Quem vai me surpreender?
Quando veremos produzido no Brasil um filme com uma trama intrigante? Um filme ou seriado capaz de prender o público com uma história instigante? Pois esse foi o título de uma crítica recente na Folha de São Paulo: “Filme argentino ‘Tese sobre um Homicídio’ envolve com trama intrigante “. Há um desejo em cada roteirista e autor, e dos cineastas que roteirizam seus filmes, de estar realmente sendo instigante. Então, por que nossos filmes são, em sua grande maioria, medianos? Por que deveria ser tão dolorida a autocrítica dos nosso autores?
Deveríamos dilacerar a nossa própria carne, recusar ser mediano, deixando de antecipar um resultado positivo do que ainda não somos, achando que os filmes serão sucessos somente pela ideia criativa que se teve para fazer o roteiro, independente do resultado. Não percebemos o outro olhar, que não basta ser somente cineasta ou roteirista para transformar uma boa ideia em uma boa obra. É preciso mais que talento. O bom artista deveria ser como Paul Cézanne, que sempre duvidou que uma obra sua estivesse realmente pronta, porque não aceitava ser mediano, não queria sua obra vista apenas no plano da expressão, e se se esforçasse muito conseguiria se aprofundar mais no seu projeto de pintar o impintável, e assim surpreenderia o espectador que iria admirá-la. Um filme, ou qualquer obra de arte, só é bom quando surpreende. A surpresa conquista espectadores simples e exigentes, e é tão importante que a frase marcante dita pelo Papa Francisco em visita ao Brasil foi que “as pessoas se deixem surpreender por Deus”. Qual filme bom não foi surpreendente?

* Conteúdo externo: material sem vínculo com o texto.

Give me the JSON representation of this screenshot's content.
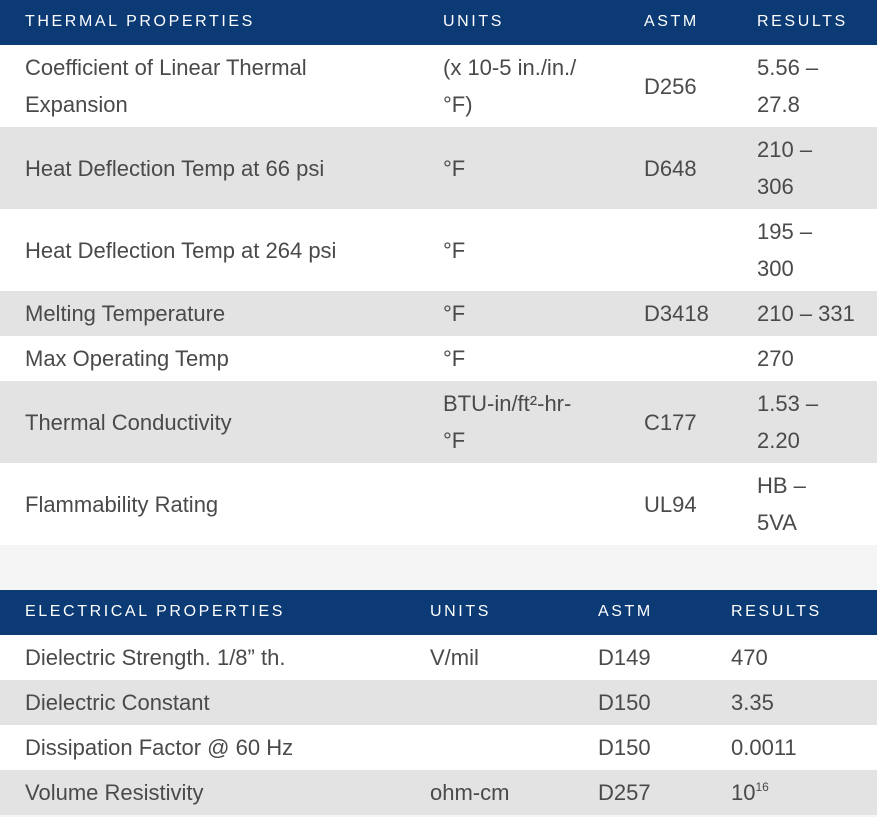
{
  "thermal": {
    "headers": [
      "THERMAL PROPERTIES",
      "UNITS",
      "ASTM",
      "RESULTS"
    ],
    "rows": [
      {
        "property": "Coefficient of Linear Thermal Expansion",
        "units": "(x 10-5 in./in./°F)",
        "astm": "D256",
        "results": "5.56 – 27.8"
      },
      {
        "property": "Heat Deflection Temp at 66 psi",
        "units": "°F",
        "astm": "D648",
        "results": "210 – 306"
      },
      {
        "property": "Heat Deflection Temp at 264 psi",
        "units": "°F",
        "astm": "",
        "results": "195 – 300"
      },
      {
        "property": "Melting Temperature",
        "units": "°F",
        "astm": "D3418",
        "results": "210 – 331"
      },
      {
        "property": "Max Operating Temp",
        "units": "°F",
        "astm": "",
        "results": "270"
      },
      {
        "property": "Thermal Conductivity",
        "units": "BTU-in/ft²-hr-°F",
        "astm": "C177",
        "results": "1.53 – 2.20"
      },
      {
        "property": "Flammability Rating",
        "units": "",
        "astm": "UL94",
        "results": "HB – 5VA"
      }
    ]
  },
  "electrical": {
    "headers": [
      "ELECTRICAL PROPERTIES",
      "UNITS",
      "ASTM",
      "RESULTS"
    ],
    "rows": [
      {
        "property": "Dielectric Strength. 1/8” th.",
        "units": "V/mil",
        "astm": "D149",
        "results": "470"
      },
      {
        "property": "Dielectric Constant",
        "units": "",
        "astm": "D150",
        "results": "3.35"
      },
      {
        "property": "Dissipation Factor @ 60 Hz",
        "units": "",
        "astm": "D150",
        "results": "0.0011"
      },
      {
        "property": "Volume Resistivity",
        "units": "ohm-cm",
        "astm": "D257",
        "results": "10",
        "results_exponent": "16"
      }
    ]
  }
}
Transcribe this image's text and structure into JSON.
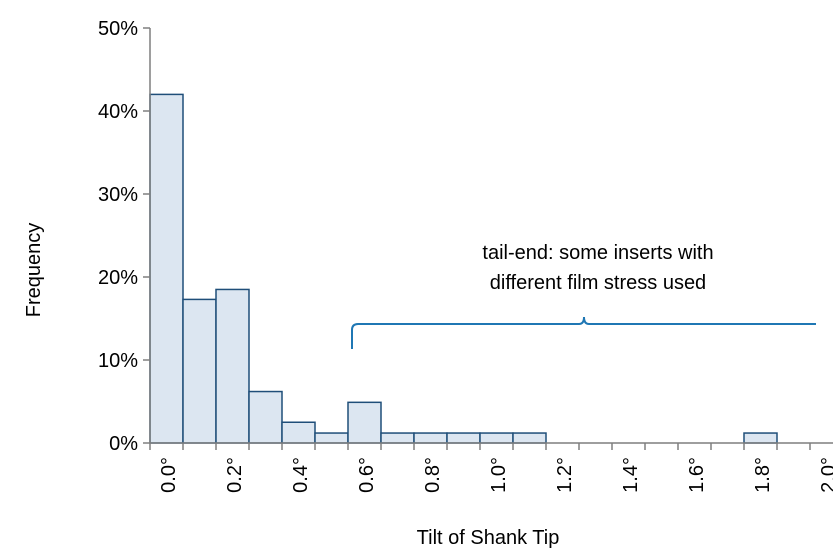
{
  "chart_data": {
    "type": "bar",
    "xlabel": "Tilt of Shank Tip",
    "ylabel": "Frequency",
    "ylim": [
      0,
      50
    ],
    "y_ticks": [
      "0%",
      "10%",
      "20%",
      "30%",
      "40%",
      "50%"
    ],
    "x_ticks": [
      "0.0°",
      "0.2°",
      "0.4°",
      "0.6°",
      "0.8°",
      "1.0°",
      "1.2°",
      "1.4°",
      "1.6°",
      "1.8°",
      "2.0°"
    ],
    "bin_width": 0.1,
    "bins": [
      {
        "x": 0.0,
        "value": 42.0
      },
      {
        "x": 0.1,
        "value": 17.3
      },
      {
        "x": 0.2,
        "value": 18.5
      },
      {
        "x": 0.3,
        "value": 6.2
      },
      {
        "x": 0.4,
        "value": 2.5
      },
      {
        "x": 0.5,
        "value": 1.2
      },
      {
        "x": 0.6,
        "value": 4.9
      },
      {
        "x": 0.7,
        "value": 1.2
      },
      {
        "x": 0.8,
        "value": 1.2
      },
      {
        "x": 0.9,
        "value": 1.2
      },
      {
        "x": 1.0,
        "value": 1.2
      },
      {
        "x": 1.1,
        "value": 1.2
      },
      {
        "x": 1.2,
        "value": 0
      },
      {
        "x": 1.3,
        "value": 0
      },
      {
        "x": 1.4,
        "value": 0
      },
      {
        "x": 1.5,
        "value": 0
      },
      {
        "x": 1.6,
        "value": 0
      },
      {
        "x": 1.7,
        "value": 0
      },
      {
        "x": 1.8,
        "value": 1.2
      },
      {
        "x": 1.9,
        "value": 0
      }
    ],
    "annotation": {
      "line1": "tail-end: some inserts with",
      "line2": "different film stress used",
      "range": [
        0.6,
        2.0
      ]
    },
    "colors": {
      "bar_fill": "#dce6f1",
      "bar_stroke": "#1f4e79",
      "axis": "#7f7f7f",
      "brace": "#1f77b4"
    }
  }
}
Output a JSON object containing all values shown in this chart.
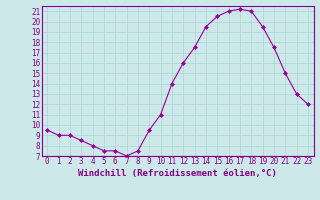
{
  "x": [
    0,
    1,
    2,
    3,
    4,
    5,
    6,
    7,
    8,
    9,
    10,
    11,
    12,
    13,
    14,
    15,
    16,
    17,
    18,
    19,
    20,
    21,
    22,
    23
  ],
  "y": [
    9.5,
    9.0,
    9.0,
    8.5,
    8.0,
    7.5,
    7.5,
    7.0,
    7.5,
    9.5,
    11.0,
    14.0,
    16.0,
    17.5,
    19.5,
    20.5,
    21.0,
    21.2,
    21.0,
    19.5,
    17.5,
    15.0,
    13.0,
    12.0
  ],
  "line_color": "#990099",
  "marker": "D",
  "marker_size": 2.0,
  "bg_color": "#cce8e8",
  "grid_color": "#b0d8d8",
  "xlabel": "Windchill (Refroidissement éolien,°C)",
  "ylim": [
    7,
    21.5
  ],
  "xlim": [
    -0.5,
    23.5
  ],
  "yticks": [
    7,
    8,
    9,
    10,
    11,
    12,
    13,
    14,
    15,
    16,
    17,
    18,
    19,
    20,
    21
  ],
  "xticks": [
    0,
    1,
    2,
    3,
    4,
    5,
    6,
    7,
    8,
    9,
    10,
    11,
    12,
    13,
    14,
    15,
    16,
    17,
    18,
    19,
    20,
    21,
    22,
    23
  ],
  "tick_fontsize": 5.5,
  "xlabel_fontsize": 6.5,
  "axis_color": "#880088",
  "spine_color": "#880088"
}
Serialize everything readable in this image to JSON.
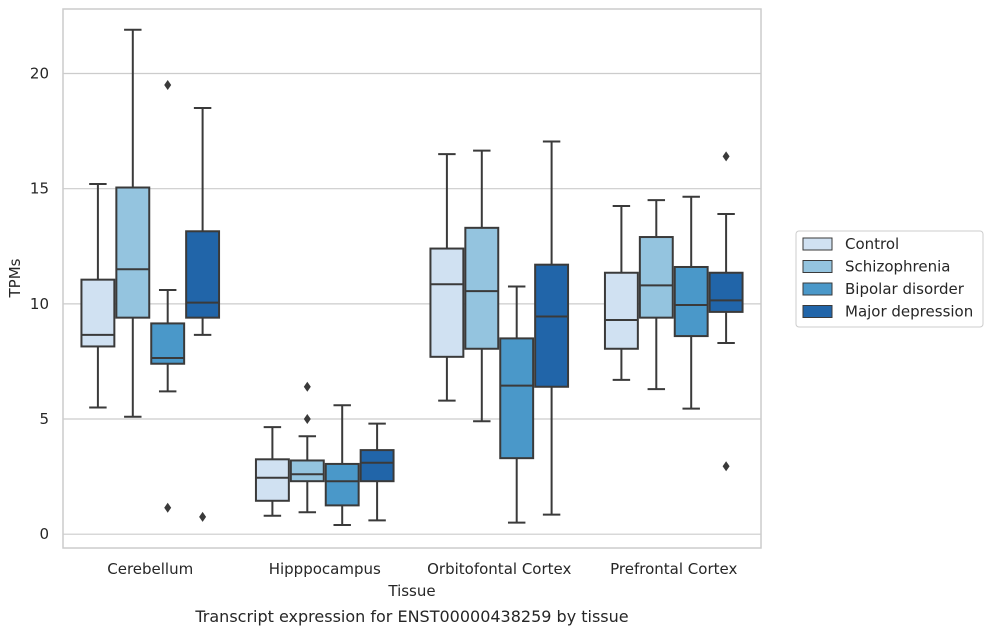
{
  "chart_data": {
    "type": "box",
    "title": "Transcript expression for ENST00000438259 by tissue",
    "xlabel": "Tissue",
    "ylabel": "TPMs",
    "ylim": [
      -0.6,
      22.8
    ],
    "yticks": [
      0,
      5,
      10,
      15,
      20
    ],
    "grid": "horizontal",
    "legend_position": "right",
    "categories": [
      "Cerebellum",
      "Hipppocampus",
      "Orbitofontal Cortex",
      "Prefrontal Cortex"
    ],
    "series": [
      {
        "name": "Control",
        "color": "#d0e1f2",
        "boxes": [
          {
            "whislo": 5.5,
            "q1": 8.15,
            "med": 8.65,
            "q3": 11.05,
            "whishi": 15.2,
            "fliers": []
          },
          {
            "whislo": 0.8,
            "q1": 1.45,
            "med": 2.45,
            "q3": 3.25,
            "whishi": 4.65,
            "fliers": []
          },
          {
            "whislo": 5.8,
            "q1": 7.7,
            "med": 10.85,
            "q3": 12.4,
            "whishi": 16.5,
            "fliers": []
          },
          {
            "whislo": 6.7,
            "q1": 8.05,
            "med": 9.3,
            "q3": 11.35,
            "whishi": 14.25,
            "fliers": []
          }
        ]
      },
      {
        "name": "Schizophrenia",
        "color": "#94c4df",
        "boxes": [
          {
            "whislo": 5.1,
            "q1": 9.4,
            "med": 11.5,
            "q3": 15.05,
            "whishi": 21.9,
            "fliers": []
          },
          {
            "whislo": 0.95,
            "q1": 2.3,
            "med": 2.6,
            "q3": 3.2,
            "whishi": 4.25,
            "fliers": [
              5.0,
              6.4
            ]
          },
          {
            "whislo": 4.9,
            "q1": 8.05,
            "med": 10.55,
            "q3": 13.3,
            "whishi": 16.65,
            "fliers": []
          },
          {
            "whislo": 6.3,
            "q1": 9.4,
            "med": 10.8,
            "q3": 12.9,
            "whishi": 14.5,
            "fliers": []
          }
        ]
      },
      {
        "name": "Bipolar disorder",
        "color": "#4a98c9",
        "boxes": [
          {
            "whislo": 6.2,
            "q1": 7.4,
            "med": 7.65,
            "q3": 9.15,
            "whishi": 10.6,
            "fliers": [
              1.15,
              19.5
            ]
          },
          {
            "whislo": 0.4,
            "q1": 1.25,
            "med": 2.3,
            "q3": 3.05,
            "whishi": 5.6,
            "fliers": []
          },
          {
            "whislo": 0.5,
            "q1": 3.3,
            "med": 6.45,
            "q3": 8.5,
            "whishi": 10.75,
            "fliers": []
          },
          {
            "whislo": 5.45,
            "q1": 8.6,
            "med": 9.95,
            "q3": 11.6,
            "whishi": 14.65,
            "fliers": []
          }
        ]
      },
      {
        "name": "Major depression",
        "color": "#2165a9",
        "boxes": [
          {
            "whislo": 8.65,
            "q1": 9.4,
            "med": 10.05,
            "q3": 13.15,
            "whishi": 18.5,
            "fliers": [
              0.75
            ]
          },
          {
            "whislo": 0.6,
            "q1": 2.3,
            "med": 3.1,
            "q3": 3.65,
            "whishi": 4.8,
            "fliers": []
          },
          {
            "whislo": 0.85,
            "q1": 6.4,
            "med": 9.45,
            "q3": 11.7,
            "whishi": 17.05,
            "fliers": []
          },
          {
            "whislo": 8.3,
            "q1": 9.65,
            "med": 10.15,
            "q3": 11.35,
            "whishi": 13.9,
            "fliers": [
              2.95,
              16.4
            ]
          }
        ]
      }
    ]
  }
}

Autenticidade é o que pede o personagem Anton Ego, do filme “Ratatouille”, um crítico gastronômico de extrema exigência, quando lhe é oferecido um prato novo em um restaurante para ser avaliado, ao dizer ao jovem aprendiz Alfredo Linguini: “Surpreenda-me”. Para ser surpreendente precisa ser autêntico. E a autenticidade é o grande novelo criativo de nossos roteiristas, escritores e cineastas, que esbarram em uma cultura de não saber olhar para nós mesmos. Se não fossem os artistas holandeses e franceses (Frans Post e Debret) reproduzindo a nossa realidade no passado, não teríamos os índios e negros na pintura brasileira. Nem mesmo a tela “A Negra”, de Tarsila do Amaral, que foi pintada na França quando o movimento negro vindo da África ganhava força na Europa. O crítico de arte Jorge Coli chegou a estas conclusões analisando as pinturas representativas sobre o Brasil, de que o brasileiro não sabe olhar para si mesmo, e, portanto, tem dificuldade de expressar com autenticidade seu próprio projeto narrativo. Isso também se reflete em outras artes, e impregnou nossa gênese e matriz da criação narrativa. Daí a importância que nossos autores dão para a improvisação, para o simbólico no lugar do real, e o imaginário no lugar do saber.
Vemos a cultura da não-narrativa e da simbologia metafórica de várias formas, na opção pela poesia ao invés da prosa, como a literatura popular do Brasil, que prefere as frases de efeito dos poetas à narrativa enigmática dos prosadores. Temos uma influência muito forte de narrar complicado, uma tendência que herdamos dos portugueses e da cultura ibérica, e que dominou a narrativa nos anos 60, especialmente, na Argentina. Movimento que se dissipou faz muitos anos, mas permaneceu na cabeça dos criadores brasileiros, em que tudo para ser bom e inteligente precisa ser complicado e difícil. Se ninguém entender, melhor. Assim, o artista seria mais valorizado. Porque o valor para ele é também simbólico, e não real. E o espectador parece não levar em conta isso.
Basta ver nossa prosa no cinema, TV e literatura: uma narrativa apenas de discurso, como se a fala fosse a parte mais forte de uma história, como foi nos tempos da radionovela. Nos roteiros e nos filmes, as histórias perdem densidade, porque existe uma grande dificuldade de nossos autores em deixar claro a profundidade de um personagem e de uma história. Recusando-se realmente ser conquistado pela exposição de sua inteligência. Parece que nossos autores preferem deixar para o espectador um enigma insolúvel ao invés de uma intriga que possa gerar uma expectativa de surpresas. Assim, nossos best-sellers são os livros jornalísticos e biográficos, e nossos campeões de bilheterias são comédias com roteiros copiados dos folhetins telenovelescos. Essa falta de noção não ocorre porque nossos autores não se atrevem a agradar o público com uma boa prosa, mas porque eles acham que já estão fazendo isso.
Assim, o olhar do realizador continua para fora, para a superfície. E a questão continua. É o jeito do brasileiro acertar as coisas; falhando.